Bahçeli’nin açıklamalarından öne çıkanlar şöyle oldu:
ASIL SIKINTILARINDAN BİRİSİ DEĞİŞMEYEN BİR BAŞ YAPISI: Bizi ayırmaya, ayrıştırmaya heveslenen menfur çevrelere en güçlü karşılıklardan birisi bayramlardır. Bizim vakfedecek yegane mülkümüz bilinmesini isterim ki taşıdığımız can emanetinden öbür bir şey değildir. Bu vatana, millete bin kez armağandır. İstismarı ve inkârı siyasi gayretlerin cümle kapısı haline getirmiş bozuk ve bulanık zihniyet sahiplerinin bizim halimizi, bizim usulümüzü anlaması eşyanın tabiatın alışılmamıştır. Siyasetteki gelecek tasavvurlarını dış mihrakların insaf ve icazetine bağlayan yerli iş birlikçi güruh her fırsatı ganimete çevirmenin kurnazlığıyla meşguldür. Bugün de ülkemizin asıl sıkıntılarından birisi değişmeyen bir baş yapısıdır.

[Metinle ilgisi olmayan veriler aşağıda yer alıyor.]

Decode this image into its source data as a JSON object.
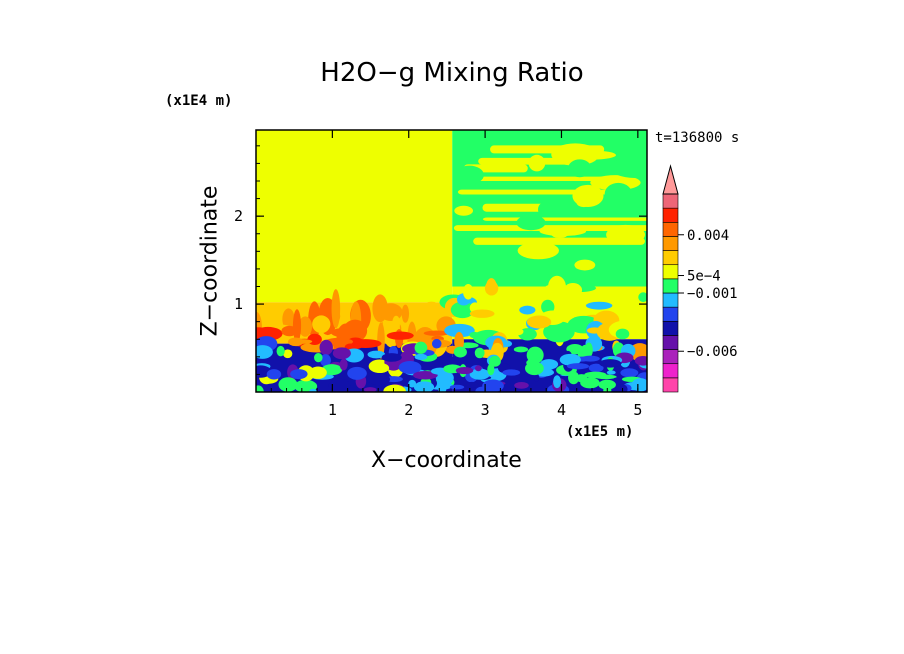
{
  "chart_data": {
    "type": "heatmap",
    "title": "H2O−g Mixing Ratio",
    "xlabel": "X−coordinate",
    "ylabel": "Z−coordinate",
    "x_unit": "(x1E5 m)",
    "y_unit": "(x1E4 m)",
    "time_label": "t=136800 s",
    "xlim": [
      0,
      5.12
    ],
    "ylim": [
      0,
      2.98
    ],
    "x_ticks": [
      1,
      2,
      3,
      4,
      5
    ],
    "y_ticks": [
      1,
      2
    ],
    "colorbar": {
      "colors": [
        "#ff44aa",
        "#ee22cc",
        "#aa22bb",
        "#6611aa",
        "#1111aa",
        "#2244ee",
        "#22bbff",
        "#22ff66",
        "#eeff00",
        "#ffcc00",
        "#ff9900",
        "#ff6600",
        "#ff2200",
        "#ee6677",
        "#ff9999"
      ],
      "tick_labels": [
        "0.004",
        "5e−4",
        "−0.001",
        "−0.006"
      ],
      "tick_values": [
        0.004,
        0.0005,
        -0.001,
        -0.006
      ]
    },
    "regions": [
      {
        "name": "left upper",
        "x": [
          0,
          2.57
        ],
        "z": [
          1.02,
          2.98
        ],
        "color": "#eeff00"
      },
      {
        "name": "left middle",
        "x": [
          0,
          2.57
        ],
        "z": [
          0.55,
          1.02
        ],
        "color": "#ffcc00"
      },
      {
        "name": "left lower",
        "x": [
          0,
          2.57
        ],
        "z": [
          0,
          0.55
        ],
        "color": "#1111aa"
      },
      {
        "name": "right upper",
        "x": [
          2.57,
          5.12
        ],
        "z": [
          1.2,
          2.98
        ],
        "color": "#22ff66"
      },
      {
        "name": "right middle",
        "x": [
          2.57,
          5.12
        ],
        "z": [
          0.6,
          1.2
        ],
        "color": "#eeff00"
      },
      {
        "name": "right lower",
        "x": [
          2.57,
          5.12
        ],
        "z": [
          0,
          0.6
        ],
        "color": "#1111aa"
      }
    ]
  }
}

CHP’DE HAYIR YOKTUR: Cumhuriyet Halk Partisi idaresi bizatihi kendi geçmişiyle, mirasına konduğu tarihi birikimle, dahası aziz Atatürk’ün tam bağımsızlık ülküsüyle tenakuz halindedir. O denli bir vakit aralığındayız ki, maalesef dağda çakal, ormanda tilki kalmamış, hepsi siyasetin sağ ve sol kanadına kapılanmıştır. CHP’ye bakınız bunu görürsünüz. Zillet ittifakının öbür paydaşlarına bakınız aynısıyla karşılaşırsınız. Aylardır devam edegelen cumhurbaşkanı adayının kim olacağı sorusuna şimdi kalıcı bir yanıt verilebilmiş değildir. Israrlı arayışlar inatçı görüş ayrılıklarını derinleştirmiştir. Zillet ittifakı partileri birbirlerine çalım atmayı, minder dışına itmeyi, birbirlerini faka bastırmayı, zorda bırakmayı adeta meslek edinmişlerdir. CHP’de hayır yoktur, umut yoktur, gelecek yoktur. Zira CHP idaresinin, ismi tedavüle sokulan müzmin aday adaylarının prestiji yoktur, iradesi yoktur, inandırıcılığı hiç yoktur. Kılıçdaroğlu’nun aday olma iştahı, aday gösterilme isteği her seferinde yeni bir karşı duruşla kırılmaktadır.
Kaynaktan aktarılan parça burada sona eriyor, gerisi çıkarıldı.